Kenapa Produk Jurnalistik Tidak Boleh Diintervensi, Bahkan Oleh Sesama Pegiat Jurnalistik
Oleh: Firdaus Ferdiansyah
Berulang kali saya mendapati saran, usulan, atau aspirasi (dikira saya D*R haha, doakan saja) untuk ikut serta dalam mengangkat isu atau kejadian tertentu guna meningkatkan daya tarik tersendiri yang dikemas dalam produk jurnalistik. Alih-alih mencoba memberikan sudut pandang tersendiri, seringkali saya merasa kesulitan akibat terjebak dalam romantisme isu dengan dalih untuk mengurangi polarisasi antara satu dengan yang lain.
Bukan bermaksud menjadi yang paling paham tentang jurnalistik —saya cukup sadar diri dengan kemampuan dan kapasitas diri saya yang tidak seberapa, ditambah studi saya yang berbeda jalur dengan jurnalistik. Kiranya, saya masih menemukan banyak sekali yang belum paham sepenuhnya dengan jurnalistik dan cara kerjanya. Percaya atau tidak, bahkan tidak sedikit pers mahasiswa (persma) yang seperti itu.
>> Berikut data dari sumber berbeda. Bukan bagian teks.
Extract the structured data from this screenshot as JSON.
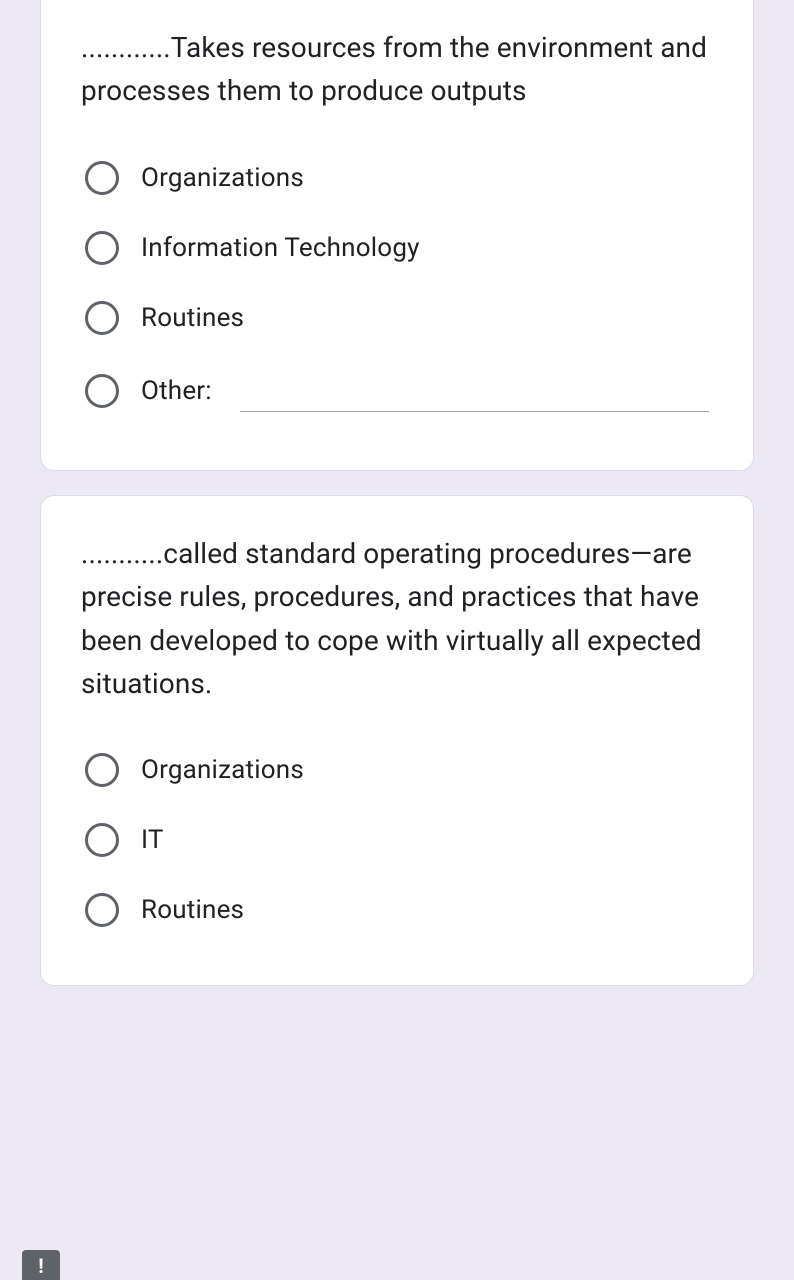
{
  "questions": [
    {
      "text": "............Takes resources from the environment and processes them to produce outputs",
      "options": [
        "Organizations",
        "Information Technology",
        "Routines"
      ],
      "other_label": "Other:"
    },
    {
      "text": "...........called standard operating procedures—are precise rules, procedures, and practices that have been developed to cope with virtually all expected situations.",
      "options": [
        "Organizations",
        "IT",
        "Routines"
      ]
    }
  ],
  "badge": "!"
}
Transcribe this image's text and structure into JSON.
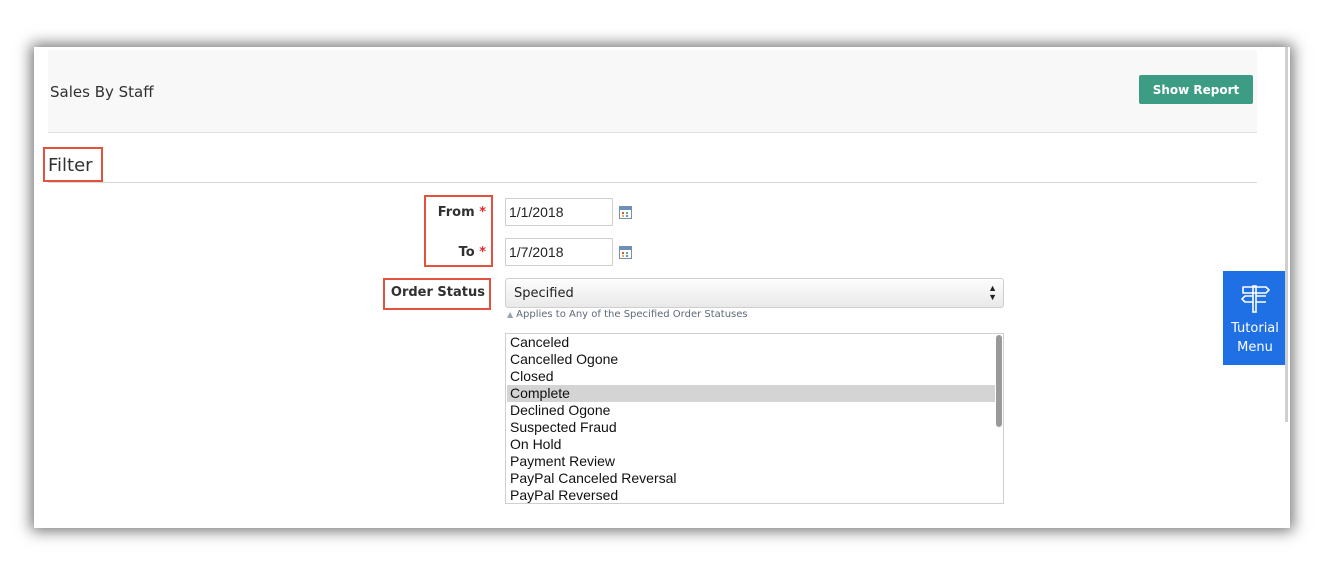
{
  "header": {
    "title": "Sales By Staff",
    "show_report_label": "Show Report"
  },
  "filter": {
    "title": "Filter",
    "from": {
      "label": "From",
      "required_mark": "*",
      "value": "1/1/2018"
    },
    "to": {
      "label": "To",
      "required_mark": "*",
      "value": "1/7/2018"
    },
    "order_status": {
      "label": "Order Status",
      "selected": "Specified",
      "hint": "Applies to Any of the Specified Order Statuses",
      "statuses": [
        {
          "label": "Canceled",
          "selected": false
        },
        {
          "label": "Cancelled Ogone",
          "selected": false
        },
        {
          "label": "Closed",
          "selected": false
        },
        {
          "label": "Complete",
          "selected": true
        },
        {
          "label": "Declined Ogone",
          "selected": false
        },
        {
          "label": "Suspected Fraud",
          "selected": false
        },
        {
          "label": "On Hold",
          "selected": false
        },
        {
          "label": "Payment Review",
          "selected": false
        },
        {
          "label": "PayPal Canceled Reversal",
          "selected": false
        },
        {
          "label": "PayPal Reversed",
          "selected": false
        }
      ]
    }
  },
  "tutorial": {
    "label_line1": "Tutorial",
    "label_line2": "Menu",
    "icon": "signpost-icon"
  },
  "colors": {
    "show_report_bg": "#3d9c84",
    "highlight_border": "#e2523f",
    "required": "#e22626",
    "tutorial_bg": "#1f6fe5",
    "selected_row_bg": "#d4d4d4"
  }
}
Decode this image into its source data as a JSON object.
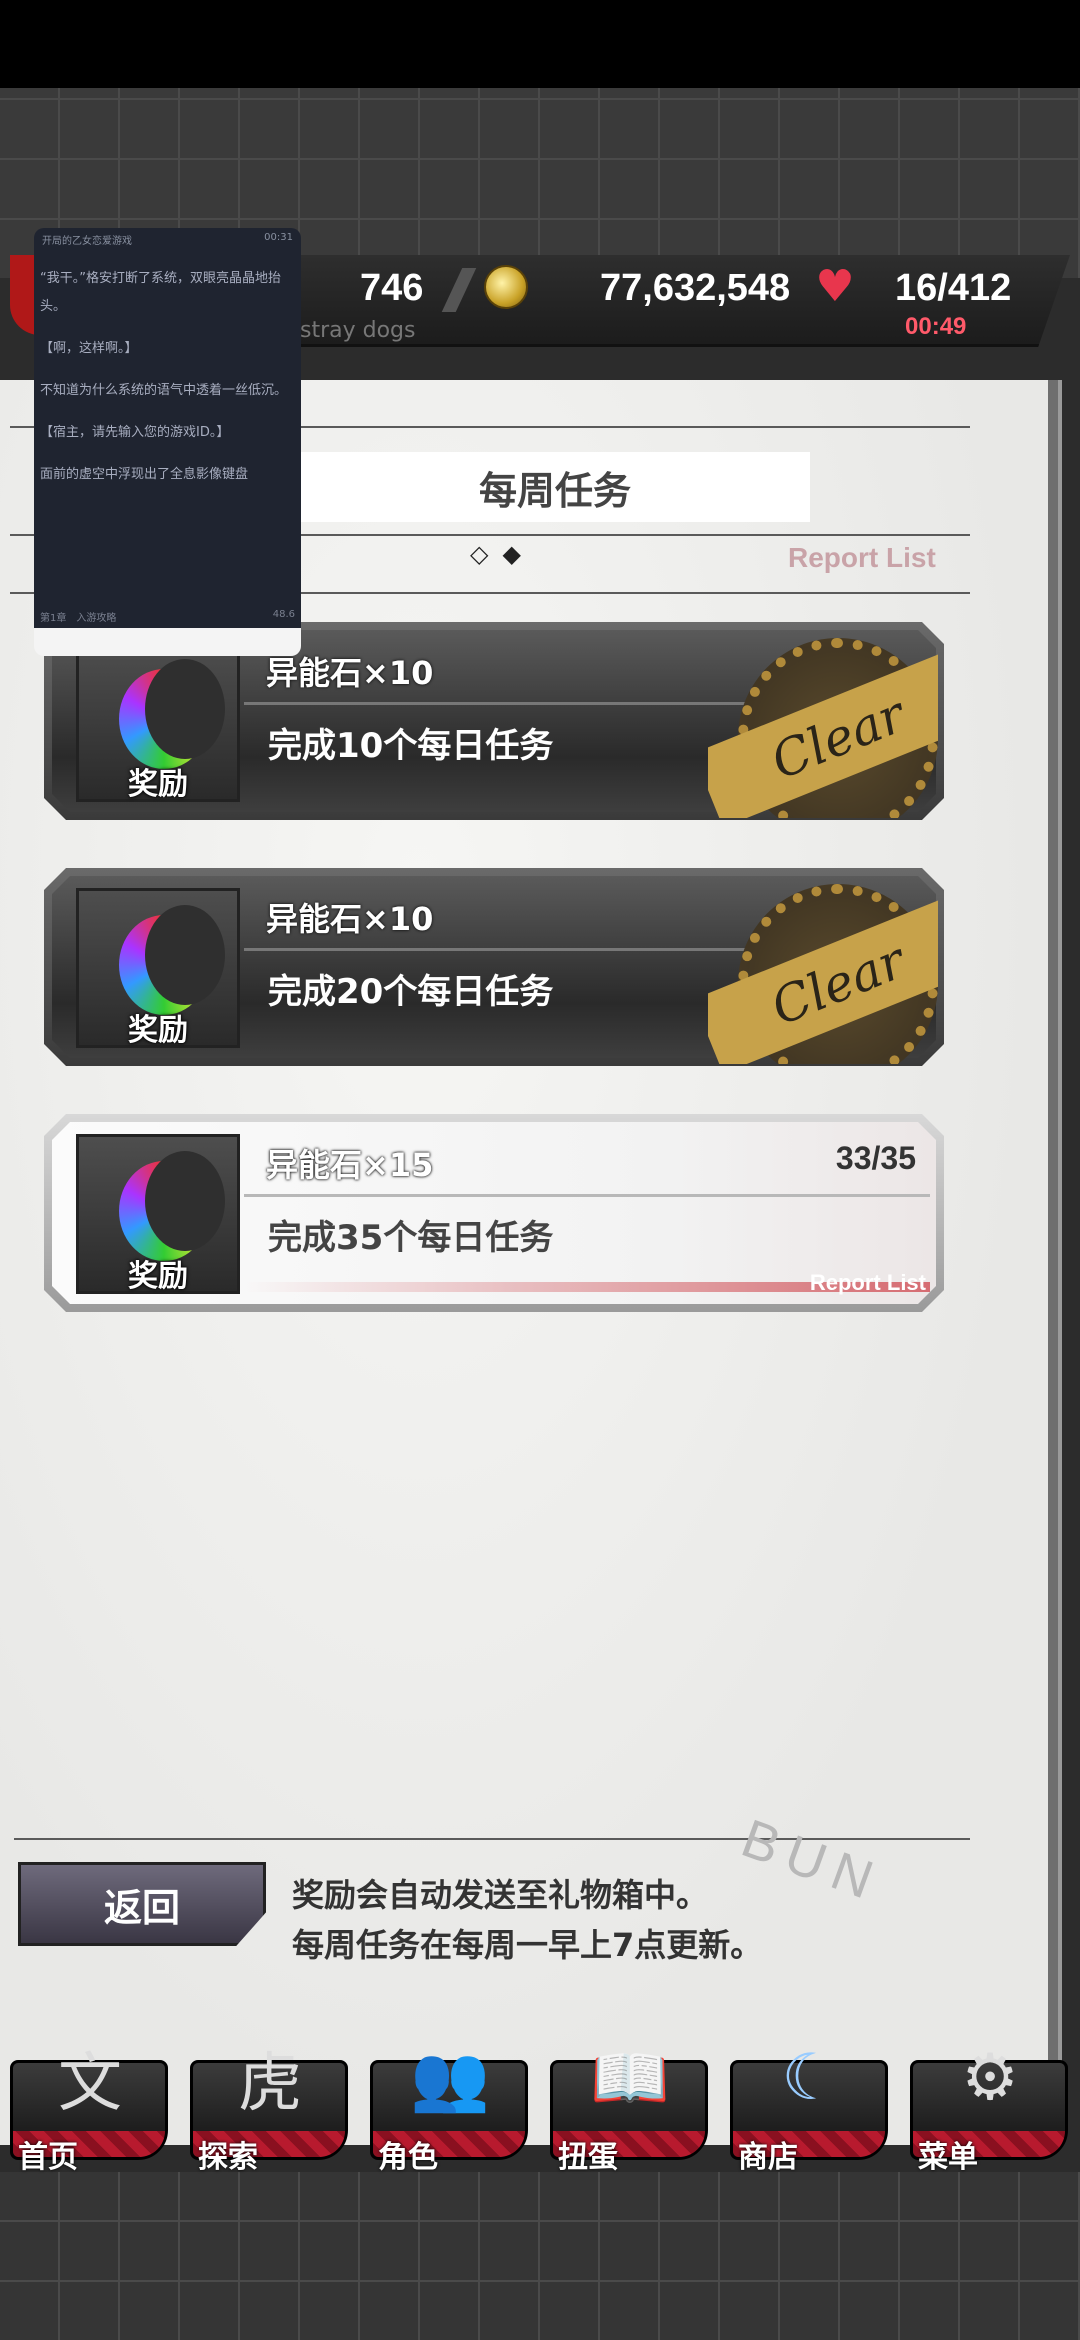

Ada hal lain yang sering kali keliru di kalangan publik tentang netralitas seorang pers. Tentu para senior persma pun paham tentang ini. Tak ada yang namanya netralitas dalam pers. Apalagi dalam mengangkat isu-isu tertentu, netralitas tidak dikenal dan tidak disarankan untuk dimasukkan ke dalam produk pemberitaan. Alternatifnya, persma boleh mengenal apa yang disebut dengan independensi. Keputusannya untuk mendukung atau berpihak itu tidak boleh diintervensi, bahkan oleh sesama persma yang masih berada dalam satu meja redaksi yang sama. Tidak ada kepentingan satu atau dua, baik individu maupun kelompok, yang dapat masuk, kecuali kepentingan publik. Hal ini yang kemudian ditafsirkan jikalau media harus berpihak, keberpihakannya tidak ditunggangi ataupun dikehendaki oleh siapapun, termasuk oleh sesama pers. Ini lah yang disebut dengan independensi, sebagai bentuk representasi dari civil society dan pengaplikasian social control terhadap tatanan demokrasi ini.
Oleh karenanya, produk-produk pemberitaan yang dirilis kiranya sudah memenuhi syarat-syarat produk jurnaslistik, yakni memenuhi unsur dasar jurnalistik 5W+1H, dilakukan oleh seorang pers, diterbitkan oleh media pers, dengan berpatokan pada standar lembaga media masing-masing tanpa mengurangi kaidah bahasa kepenulisan. Itu kenapa saya berani menyebutnya dengan produk jurnalistik. Seharusnya, seorang pers tidaklah menjadi salah satu yang termasuk dalam pihak-pihak yang berkepentingan. Ibarat sebuah lingkaran yang kemudian bertemu dengan lingkaran lainnya, seorang pers harus bisa menarik diri dari masing-masing lingkaran tersebut untuk menciptakan sudut pandang tersendiri dalam pemberitaan yang nantinya akan dikonsumsi oleh publik (apabila telah lolos dalam validasi ini itu).
Tentu saja di setiap pemberitaan yang dikeluarkan oleh lembaga media atau pers itu tidak seluruhnya dikemas dengan sempurna. Kerap masih ditemui beberapa pemberitaan yang dianggap keliru atau kurang tepat untuk diangkat. Bahkan saya sendiri tidak berani mengeluarkan satu pemberitaan tanpa melalui proses pemberitaan jurnalistik di meja redaksi. Untungnya, Undang-Undang (UU) Pers memiliki mekanisme tersendiri bagi kita, kalian, atau siapa pun yang merasa dirugikan dengan adanya karya pemberitaan, yaitu dengan menggunakan Hak Jawab dan Hak Koreksi terhadap lembaga media yang mengeluarkan pemberitaan tersebut. Maka, gunakan dan manfaatkanlah dengan BIJAK.
Terakhir, dalam isu terakhir yang berkembang, semoga kita tidak mengenal kembali produk-produk jurnalistik yang dibredel. Wartawan yang diintimidasi. Media yang takut memunculkan kebenaran. Itu yang membedakan kita dengan Humas Kampus.